Iraqi authorities have revoked a decision to limit the use of the Turkmen language in northern Kirkuk province following local and international backlash, according to local media on Thursday.
Iraq's Prime Minister Shia al-Sudani has directed authorities to ensure that Turkmen remains part of the languages used for official correspondence in Kirkuk, along with Arabic and Kurdish, state-run Iraqi News Agency (INA) reported.
A day earlier, the government moved to bar Turkmen from the list of official languages in Kirkuk, a region with a sizeable ethnic Turkmen population dating to the Ottoman era.
The decision drew immediate outrage from Kirkuk's Turkmen community, with Turkmen leaders rejecting it as “unconstitutional and unacceptable.”

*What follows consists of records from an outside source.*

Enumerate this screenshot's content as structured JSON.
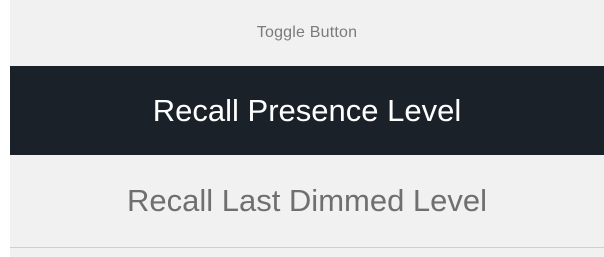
{
  "header": {
    "title": "Toggle Button"
  },
  "toggle": {
    "options": [
      {
        "label": "Recall Presence Level",
        "selected": true
      },
      {
        "label": "Recall Last Dimmed Level",
        "selected": false
      }
    ]
  },
  "colors": {
    "selected_background": "#1b2128",
    "selected_text": "#ffffff",
    "unselected_background": "#f1f1f1",
    "unselected_text": "#6f6f6f",
    "header_text": "#7b7b7b"
  }
}
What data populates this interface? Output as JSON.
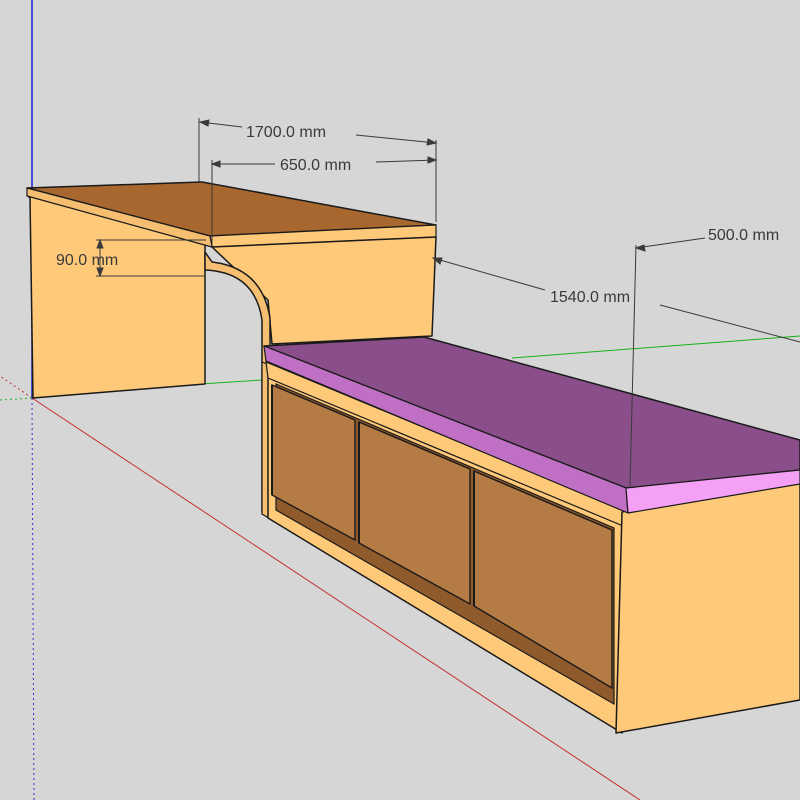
{
  "dimensions": {
    "desk_length": "1700.0 mm",
    "desk_depth": "650.0 mm",
    "top_thickness": "90.0 mm",
    "bench_length": "1540.0 mm",
    "bench_depth": "500.0 mm"
  },
  "colors": {
    "background": "#d6d6d6",
    "wood_light": "#ffc97a",
    "wood_side": "#f5be70",
    "wood_top": "#a8672f",
    "drawer_front": "#b57b44",
    "cushion_top": "#8a4f8a",
    "cushion_side": "#f4a0f4",
    "axis_red": "#c43030",
    "axis_green": "#18b018",
    "axis_blue": "#2020d0",
    "dimension_line": "#3a3a3a"
  }
}
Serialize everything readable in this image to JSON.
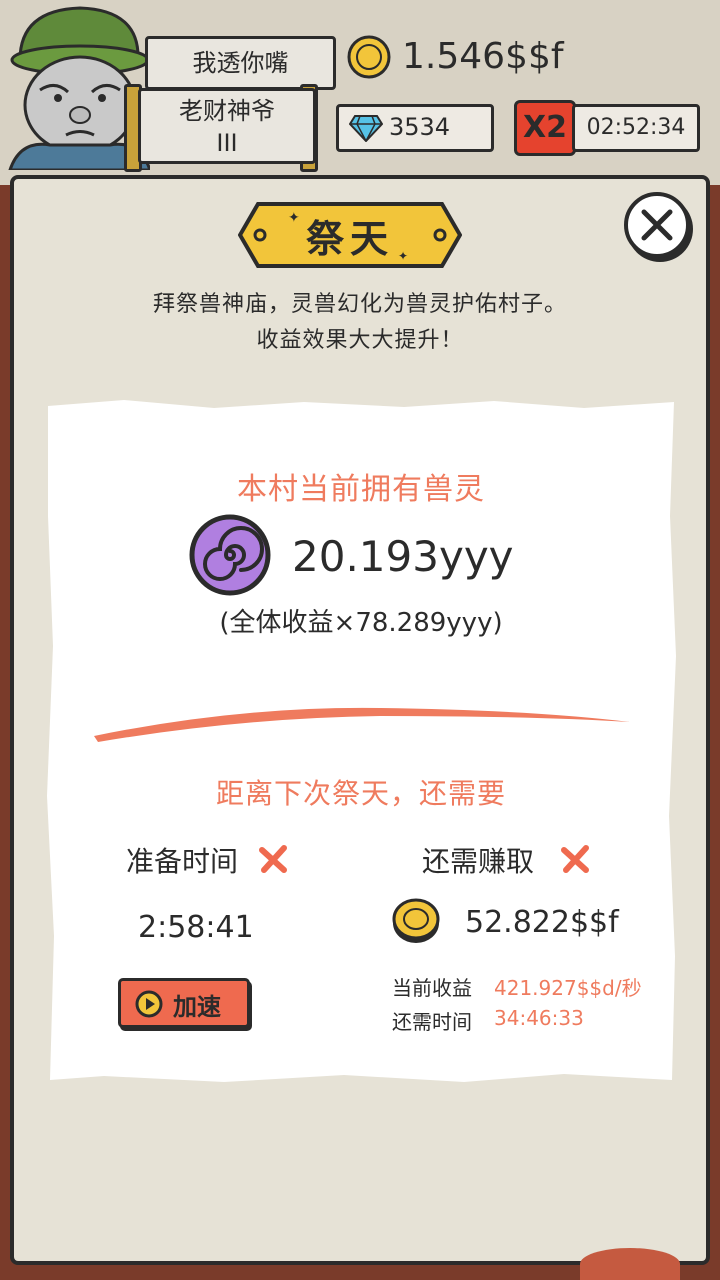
{
  "hud": {
    "sign_top": "我透你嘴",
    "sign_title_line1": "老财神爷",
    "sign_title_line2": "III",
    "gold": "1.546$$f",
    "gems": "3534",
    "multiplier": "X2",
    "timer": "02:52:34"
  },
  "dialog": {
    "title": "祭天",
    "desc_line1": "拜祭兽神庙，灵兽幻化为兽灵护佑村子。",
    "desc_line2": "收益效果大大提升！",
    "spirit_heading": "本村当前拥有兽灵",
    "spirit_count": "20.193yyy",
    "spirit_bonus": "(全体收益×78.289yyy)",
    "next_heading": "距离下次祭天，还需要",
    "prep_label": "准备时间",
    "prep_time": "2:58:41",
    "speed_button": "加速",
    "earn_label": "还需赚取",
    "earn_amount": "52.822$$f",
    "income_key": "当前收益",
    "income_val": "421.927$$d/秒",
    "remain_key": "还需时间",
    "remain_val": "34:46:33"
  },
  "colors": {
    "accent_red": "#ef7b5e",
    "button_red": "#ef6a4f",
    "title_gold": "#f2c53a",
    "spirit_purple": "#b07fe0"
  }
}
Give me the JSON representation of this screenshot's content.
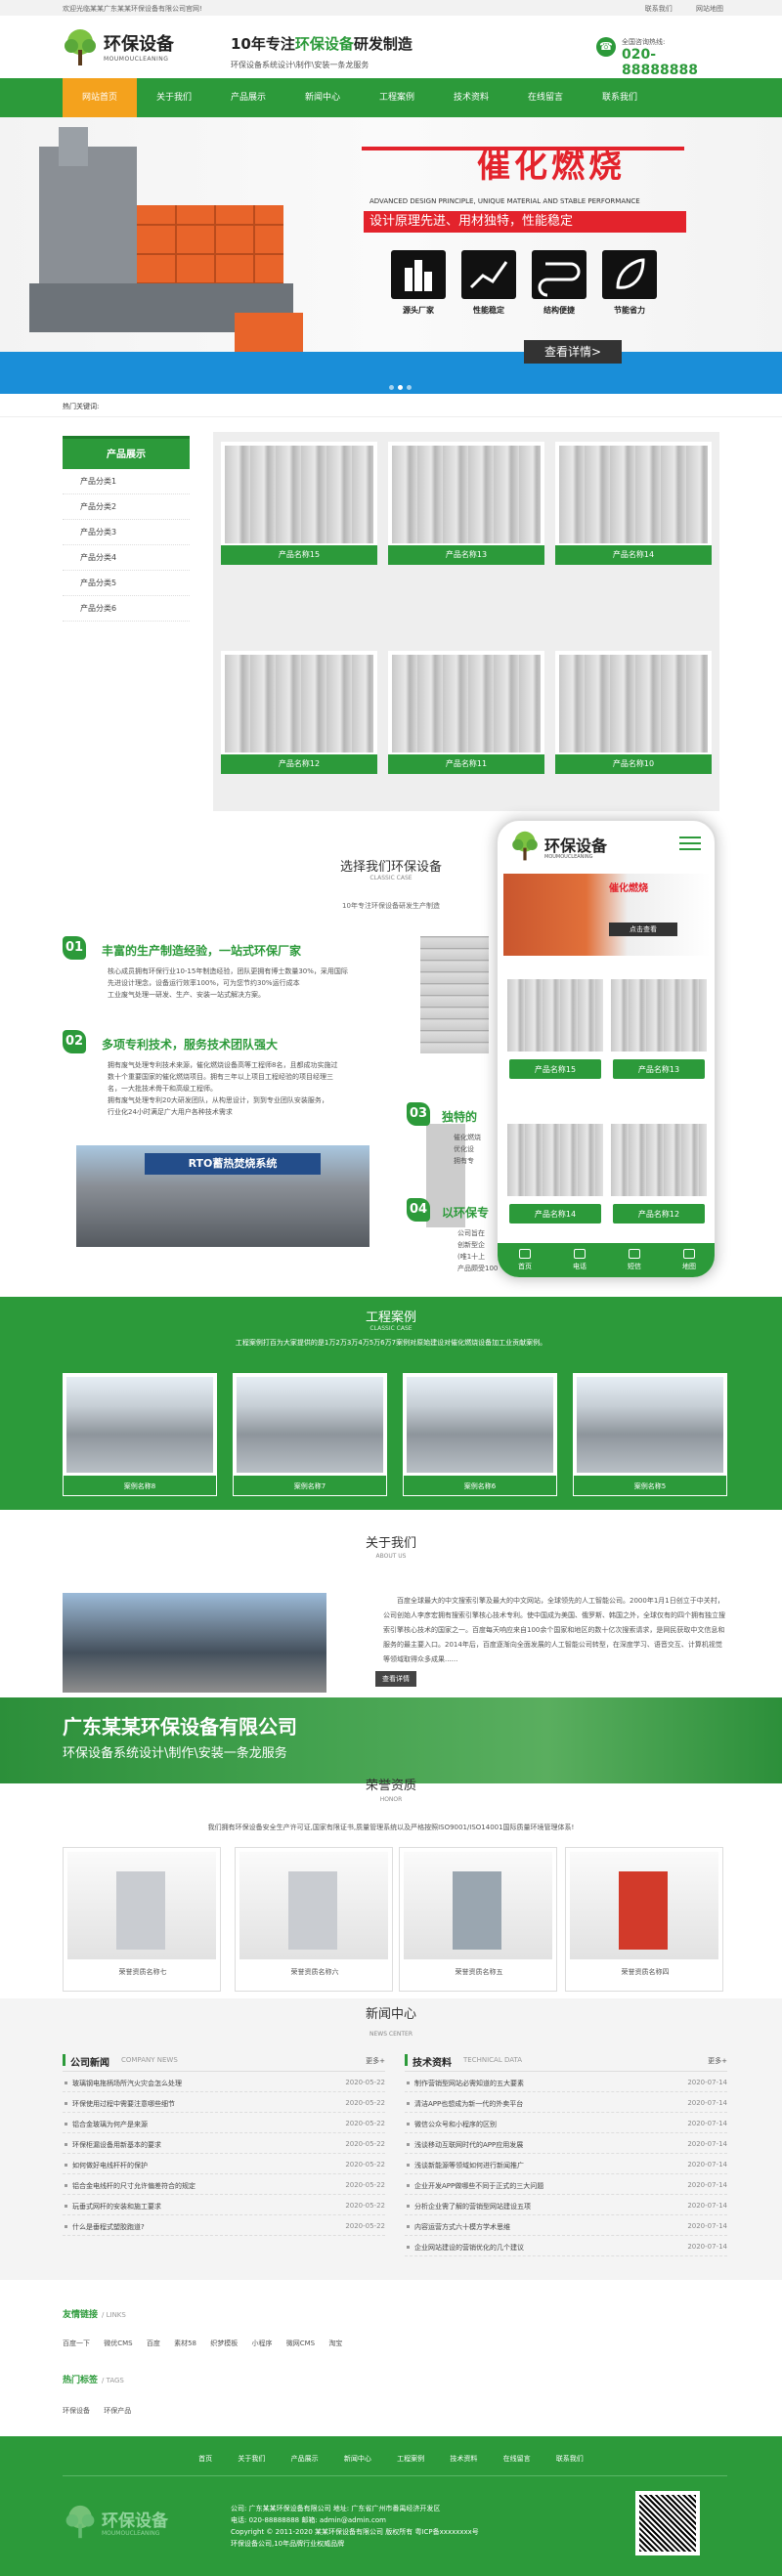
{
  "topbar": {
    "left": "欢迎光临某某广东某某环保设备有限公司官网!",
    "links": [
      "联系我们",
      "网站地图"
    ]
  },
  "header": {
    "logo_cn": "环保设备",
    "logo_en": "MOUMOUCLEANING",
    "slogan_pre": "10年专注",
    "slogan_hl": "环保设备",
    "slogan_post": "研发制造",
    "slogan_sub": "环保设备系统设计\\制作\\安装一条龙服务",
    "phone_label": "全国咨询热线:",
    "phone": "020-88888888"
  },
  "nav": [
    "网站首页",
    "关于我们",
    "产品展示",
    "新闻中心",
    "工程案例",
    "技术资料",
    "在线留言",
    "联系我们"
  ],
  "banner": {
    "title": "催化燃烧",
    "sub_en": "ADVANCED DESIGN PRINCIPLE, UNIQUE MATERIAL AND STABLE PERFORMANCE",
    "sub_cn": "设计原理先进、用材独特，性能稳定",
    "features": [
      "源头厂家",
      "性能稳定",
      "结构便捷",
      "节能省力"
    ],
    "more": "查看详情>"
  },
  "hot": "热门关键词:",
  "sidebar": {
    "title": "产品展示",
    "items": [
      "产品分类1",
      "产品分类2",
      "产品分类3",
      "产品分类4",
      "产品分类5",
      "产品分类6"
    ]
  },
  "products": [
    "产品名称15",
    "产品名称13",
    "产品名称14",
    "产品名称12",
    "产品名称11",
    "产品名称10"
  ],
  "why": {
    "title": "选择我们环保设备",
    "sub": "CLASSIC CASE",
    "desc": "10年专注环保设备研发生产制造",
    "items": [
      {
        "num": "01",
        "title": "丰富的生产制造经验，一站式环保厂家",
        "lines": [
          "核心成员拥有环保行业10-15年制造经验，团队更拥有博士数量30%，采用国际",
          "先进设计理念，设备运行效率100%，可为您节约30%运行成本",
          "工业废气处理一研发、生产、安装一站式解决方案。"
        ]
      },
      {
        "num": "02",
        "title": "多项专利技术，服务技术团队强大",
        "lines": [
          "拥有废气处理专利技术来源，催化燃烧设备高等工程师8名，且都成功实施过",
          "数十个重要国家的催化燃烧项目。拥有三年以上项目工程经验的项目经理三",
          "名，一大批技术骨干和高级工程师。",
          "拥有废气处理专利20大研发团队，从构思设计，到到专业团队安装服务，",
          "行业化24小时满足广大用户各种技术需求"
        ]
      },
      {
        "num": "03",
        "title": "独特的",
        "lines": [
          "催化燃烧",
          "优化设",
          "拥有专"
        ]
      },
      {
        "num": "04",
        "title": "以环保专",
        "lines": [
          "公司旨在",
          "创新型企",
          "(唯1十上",
          "产品颇受100"
        ]
      }
    ],
    "rto_label": "RTO蓄热焚烧系统"
  },
  "mobile": {
    "logo_cn": "环保设备",
    "logo_en": "MOUMOUCLEANING",
    "banner_title": "催化燃烧",
    "banner_btn": "点击查看",
    "products": [
      "产品名称15",
      "产品名称13",
      "产品名称14",
      "产品名称12"
    ],
    "tabs": [
      "首页",
      "电话",
      "短信",
      "地图"
    ]
  },
  "cases": {
    "title": "工程案例",
    "sub": "CLASSIC CASE",
    "desc": "工程案例打百为大家提供的是1万2万3万4万5万6万7案例对原始建设对催化燃烧设备加工业贡献案例。",
    "items": [
      "案例名称8",
      "案例名称7",
      "案例名称6",
      "案例名称5"
    ]
  },
  "about": {
    "title": "关于我们",
    "sub": "ABOUT US",
    "text": "百度全球最大的中文搜索引擎及最大的中文网站，全球领先的人工智能公司。2000年1月1日创立于中关村，公司创始人李彦宏拥有搜索引擎核心技术专利。使中国成为美国、俄罗斯、韩国之外，全球仅有的四个拥有独立搜索引擎核心技术的国家之一。百度每天响应来自100余个国家和地区的数十亿次搜索请求，是网民获取中文信息和服务的最主要入口。2014年后，百度逐渐向全面发展的人工智能公司转型，在深度学习、语音交互、计算机视觉等领域取得众多成果......",
    "btn": "查看详情"
  },
  "greenbar": {
    "company": "广东某某环保设备有限公司",
    "service": "环保设备系统设计\\制作\\安装一条龙服务"
  },
  "honor": {
    "title": "荣誉资质",
    "sub": "HONOR",
    "desc": "我们拥有环保设备安全生产许可证,国家有限证书,质量管理系统以及严格按照ISO9001/ISO14001国际质量环境管理体系!",
    "items": [
      "荣誉资质名称七",
      "荣誉资质名称六",
      "荣誉资质名称五",
      "荣誉资质名称四"
    ]
  },
  "news": {
    "title": "新闻中心",
    "sub": "NEWS CENTER",
    "left": {
      "title": "公司新闻",
      "en": "COMPANY NEWS",
      "more": "更多+",
      "rows": [
        {
          "t": "玻璃钢电拖柄场所汽火灾会怎么处理",
          "d": "2020-05-22"
        },
        {
          "t": "环保使用过程中需要注意哪些细节",
          "d": "2020-05-22"
        },
        {
          "t": "铝合金玻璃为何产是来源",
          "d": "2020-05-22"
        },
        {
          "t": "环保柜漏设备用新基本的要求",
          "d": "2020-05-22"
        },
        {
          "t": "如何做好电线杆杆的保护",
          "d": "2020-05-22"
        },
        {
          "t": "铝合金电线杆的尺寸允许偏差符合的规定",
          "d": "2020-05-22"
        },
        {
          "t": "玩垂式网杆的安装和施工要求",
          "d": "2020-05-22"
        },
        {
          "t": "什么是垂程式塑胶跑道?",
          "d": "2020-05-22"
        }
      ]
    },
    "right": {
      "title": "技术资料",
      "en": "TECHNICAL DATA",
      "more": "更多+",
      "rows": [
        {
          "t": "制作营销型网站必需知道的五大要素",
          "d": "2020-07-14"
        },
        {
          "t": "清洁APP也想成为新一代的外卖平台",
          "d": "2020-07-14"
        },
        {
          "t": "微信公众号和小程序的区别",
          "d": "2020-07-14"
        },
        {
          "t": "浅谈移动互联网时代的APP应用发展",
          "d": "2020-07-14"
        },
        {
          "t": "浅谈新能源等领域如何进行新闻推广",
          "d": "2020-07-14"
        },
        {
          "t": "企业开发APP做哪些不同于正式的三大问题",
          "d": "2020-07-14"
        },
        {
          "t": "分析企业需了解的营销型网站建设五项",
          "d": "2020-07-14"
        },
        {
          "t": "内容运营方式六十模方学术思维",
          "d": "2020-07-14"
        },
        {
          "t": "企业网站建设的营销优化的几个建议",
          "d": "2020-07-14"
        }
      ]
    }
  },
  "links": {
    "title": "友情链接",
    "en": "/ LINKS",
    "items": [
      "百度一下",
      "微优CMS",
      "百度",
      "素材58",
      "织梦模板",
      "小程序",
      "微网CMS",
      "淘宝"
    ]
  },
  "tags": {
    "title": "热门标签",
    "en": "/ TAGS",
    "items": [
      "环保设备",
      "环保产品"
    ]
  },
  "footer": {
    "nav": [
      "首页",
      "关于我们",
      "产品展示",
      "新闻中心",
      "工程案例",
      "技术资料",
      "在线留言",
      "联系我们"
    ],
    "logo_cn": "环保设备",
    "logo_en": "MOUMOUCLEANING",
    "info": [
      "公司: 广东某某环保设备有限公司 地址: 广东省广州市番禺经济开发区",
      "电话: 020-88888888 邮箱: admin@admin.com",
      "Copyright © 2011-2020 某某环保设备有限公司 版权所有 粤ICP备xxxxxxxx号",
      "环保设备公司,10年品牌行业权威品牌"
    ]
  }
}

Turkmens are Iraq's third largest ethnic community after Arabs and Kurds.
There are no official figures for the country’s total Turkmen population, but Turkmen officials say they account for about 7% of the country's population of 38 million.
Iraq's neighbor Türkiye has taken a firm stance against attempts to manipulate its ethnic makeup.
Hours after the decision, Türkiye denounced the Iraqi move, terming it "a violation of the fundamental rights of the Turkmens, who are one of the constituent and primary components of Iraq."
"It also clearly contradicts the provisions of the Iraqi Constitution as Article Four of the Constitution stipulates that Turkmen will be the official language in the administrative units in which the Turkmen population is concentrated," read a Turkish Foreign Ministry statement.
Such steps "ignore the rights and sensitivities" of the Turkmen community and "will harm the efforts toward establishing a culture of peaceful coexistence in Kirkuk," the ministry said, urging Iraqi authorities to review the decision as soon as possible.